During the COVID-19 pandemic in India there was a large increase of cases of what was named "black fungus" or mucormycosis in affected patients. Surgeons had to remove eyes after they were infected. One treatment was a daily injection for eight weeks of anti-fungal intravenous injection of amphotericin B. The injection could be standard amphotericin B deoxycholate or the liposomal form. Kshirsagar's liposomal form cost more but it was considered "safer, more effective and [with] lesser side effects".

The World Health Organization (WHO) launched a global program to eliminate Lymphatic Filariasis in 2000. Kshirsagar's team of Indian scientists worked in two villages, Kurzadi and Selukate in Wardha, Maharashtra ensuring the safety and efficacy of the drugs.

During her tenure as dean of King Edward Memorial Hospital and Seth Gordhandas Sunderdas Medical College capacity was increased from 1,800 to 2,400 beds and the capacity of Intensive care unit beds was enhanced from 160 to 300.

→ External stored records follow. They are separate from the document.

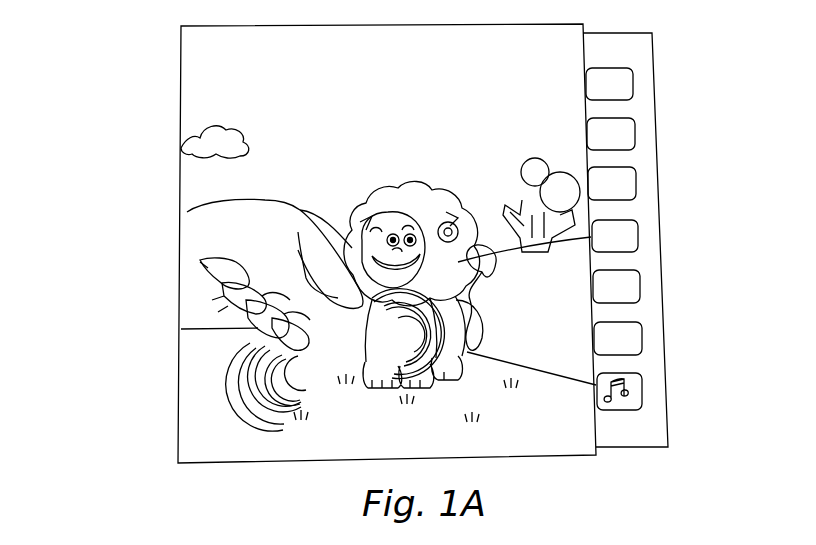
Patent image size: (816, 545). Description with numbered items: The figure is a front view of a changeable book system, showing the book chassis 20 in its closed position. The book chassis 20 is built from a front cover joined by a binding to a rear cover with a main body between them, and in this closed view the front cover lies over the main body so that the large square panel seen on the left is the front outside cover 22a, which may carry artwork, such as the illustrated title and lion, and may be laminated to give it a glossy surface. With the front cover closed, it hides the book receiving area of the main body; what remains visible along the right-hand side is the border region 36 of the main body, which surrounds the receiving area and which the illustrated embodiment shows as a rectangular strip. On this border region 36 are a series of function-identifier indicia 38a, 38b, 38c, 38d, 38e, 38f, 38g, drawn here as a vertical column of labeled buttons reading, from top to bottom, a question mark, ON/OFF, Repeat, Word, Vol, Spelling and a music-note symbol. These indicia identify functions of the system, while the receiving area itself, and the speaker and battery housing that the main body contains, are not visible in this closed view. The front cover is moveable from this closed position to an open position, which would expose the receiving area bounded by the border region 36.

The book chassis 20 is at (136, 73).
The outside cover 22a is at (208, 68).
The border region 36 is at (641, 430).
The function-identifier indicia 38a is at (624, 82).
The function-identifier indicia 38b is at (627, 120).
The function-identifier indicia 38c is at (632, 173).
The function-identifier indicia 38d is at (632, 237).
The function-identifier indicia 38e is at (627, 290).
The function-identifier indicia 38f is at (636, 326).
The function-identifier indicia 38g is at (632, 396).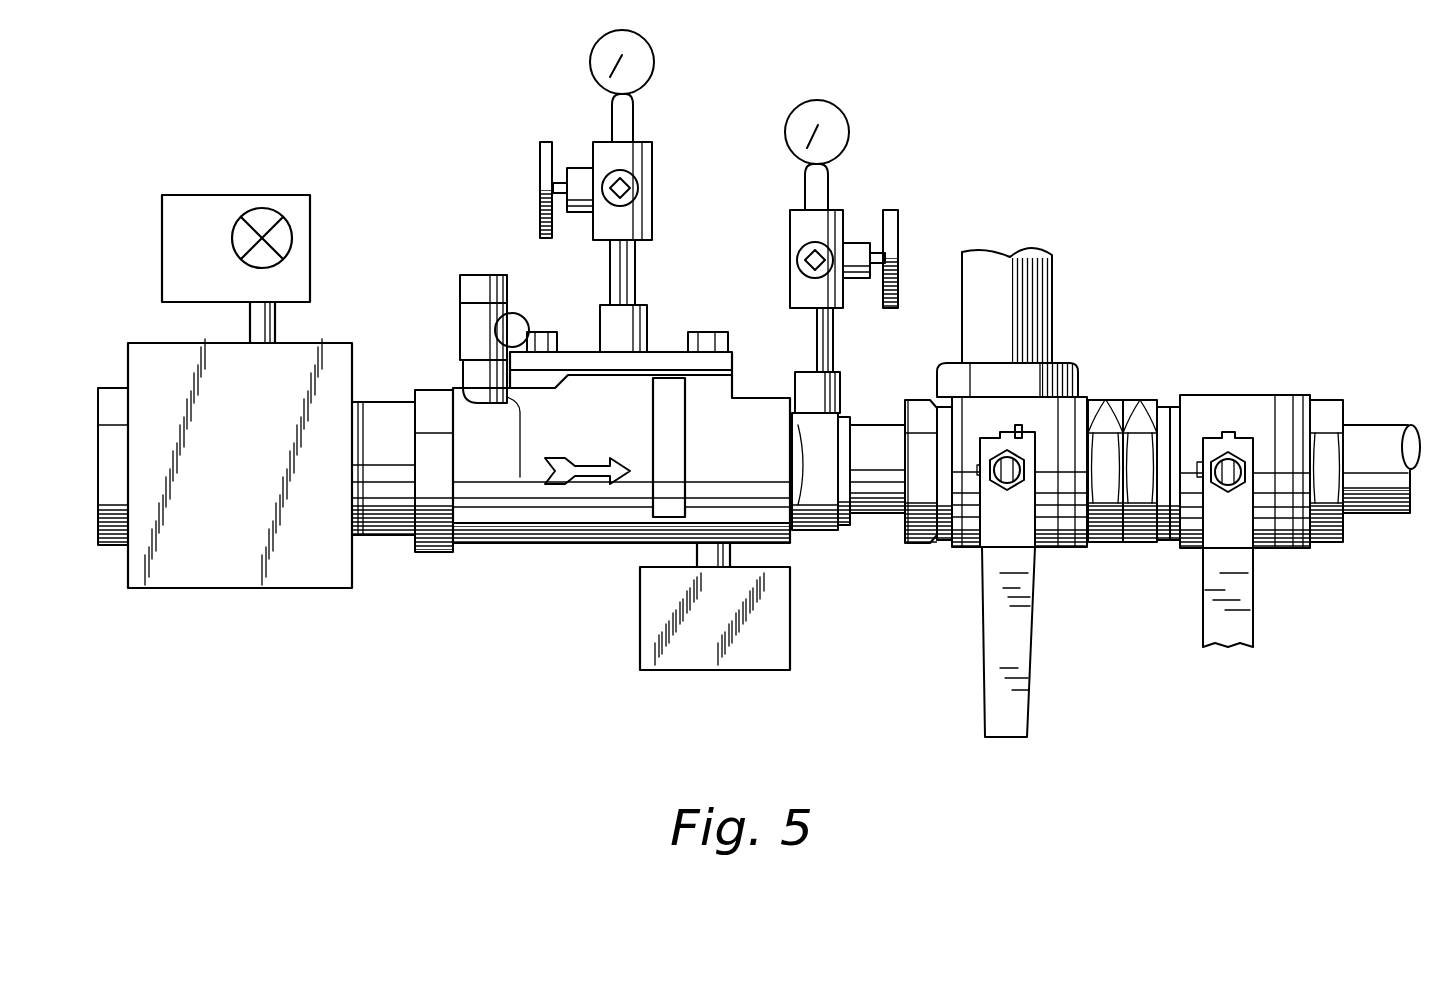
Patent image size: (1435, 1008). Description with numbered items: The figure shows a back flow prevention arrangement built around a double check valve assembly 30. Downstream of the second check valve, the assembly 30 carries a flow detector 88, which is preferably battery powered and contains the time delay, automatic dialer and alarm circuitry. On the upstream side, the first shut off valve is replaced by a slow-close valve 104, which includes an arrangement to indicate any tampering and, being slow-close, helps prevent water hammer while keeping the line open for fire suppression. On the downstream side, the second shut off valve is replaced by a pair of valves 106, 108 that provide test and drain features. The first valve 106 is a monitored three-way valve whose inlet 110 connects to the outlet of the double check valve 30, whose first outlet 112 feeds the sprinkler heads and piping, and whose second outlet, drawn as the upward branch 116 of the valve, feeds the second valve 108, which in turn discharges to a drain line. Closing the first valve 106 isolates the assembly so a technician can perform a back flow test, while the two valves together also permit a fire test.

The double check valve assembly 30 is at (558, 543).
The flow detector 88 is at (790, 670).
The slow-close valve 104 is at (352, 343).
The first valve 106 is at (1093, 547).
The second valve 108 is at (1323, 547).
The inlet 110 is at (917, 545).
The first outlet 112 is at (1103, 405).
The tee pipe 116 is at (1007, 362).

In 2017 Kshirsagar was appointed as chairperson of the expert committee constituted by the Drugs Controller General of India to elaborate on the parameters set out in section 26A of the Drugs and Cosmetics Act of India to decide whether to regulate, restrict or prohibit the sale of over 300 fixed-dose combination drugs in India. Based on a 700-page report submitted by the committee, the Supreme Court of India banned 328 fixed-dose combination drugs in September 2018.

== Awards==
- Dr. B. C. Roy Award for her work with drugs combating malaria, epilepsy, elephantiasis and heart diseases – (2002).
- Nathaniel T. Kwit memorial Awarde – (2018).
- Professor Archana Sharma Memorial Lecture Awardees – (2018).
- VASVIK Industrial Research Award- Smt. Chandaben Mohanbhai Patel Industrial Research Award for Women Scientists – (1997).
- Mumbai Mayors award for societal contribution.

== Publications ==

Nilima has produced over 200 publications:-

- Kshirsagar, Nilima Arun (2014). "Different liposomal amphotericin B formulations for visceral leishmaniasis–Author's reply"
- Kshirsagar, Nilima Arun, Shinde RR, Mehta S. (2006). "Floods in Mumbai: impact of public health service by hospital staff and medical students"
- Deshpande, Aparna A (2007). "Hospital management of Mumbai train blast victims"
- Kshirsagar, Nilima (2017). "Tropical Diseases"
- Kshirsagar, Nilima A. (2014). "Single-dose liposomal amphotericin B for visceral leishmaniasis"
- Kshirsagar, Nilima A. (2013). "Comparative regulatory performance on introduction & withdrawal of drugs in India and EU/Internationally"
- Kshirsagar, Nilimaa (2013). "Endnote: Vision of research ethics"
- Kshirsagar, Nilima (2011). "Clinical pharmacology: Prospects and development in India"
- NA, Kshirsagar. (2021). Symposium- Malaria: Antimalarial resistance and policy ramificationsand challenges. Journal of Postgraduate Medicine (ISSN: 0022-3859) Vol 52 Num 4.
- Kshirsagar, N & Sheth, U. (1977). Drug protein binding: relevance to treatment. Journal of postgraduate medicine. 23. 50-2.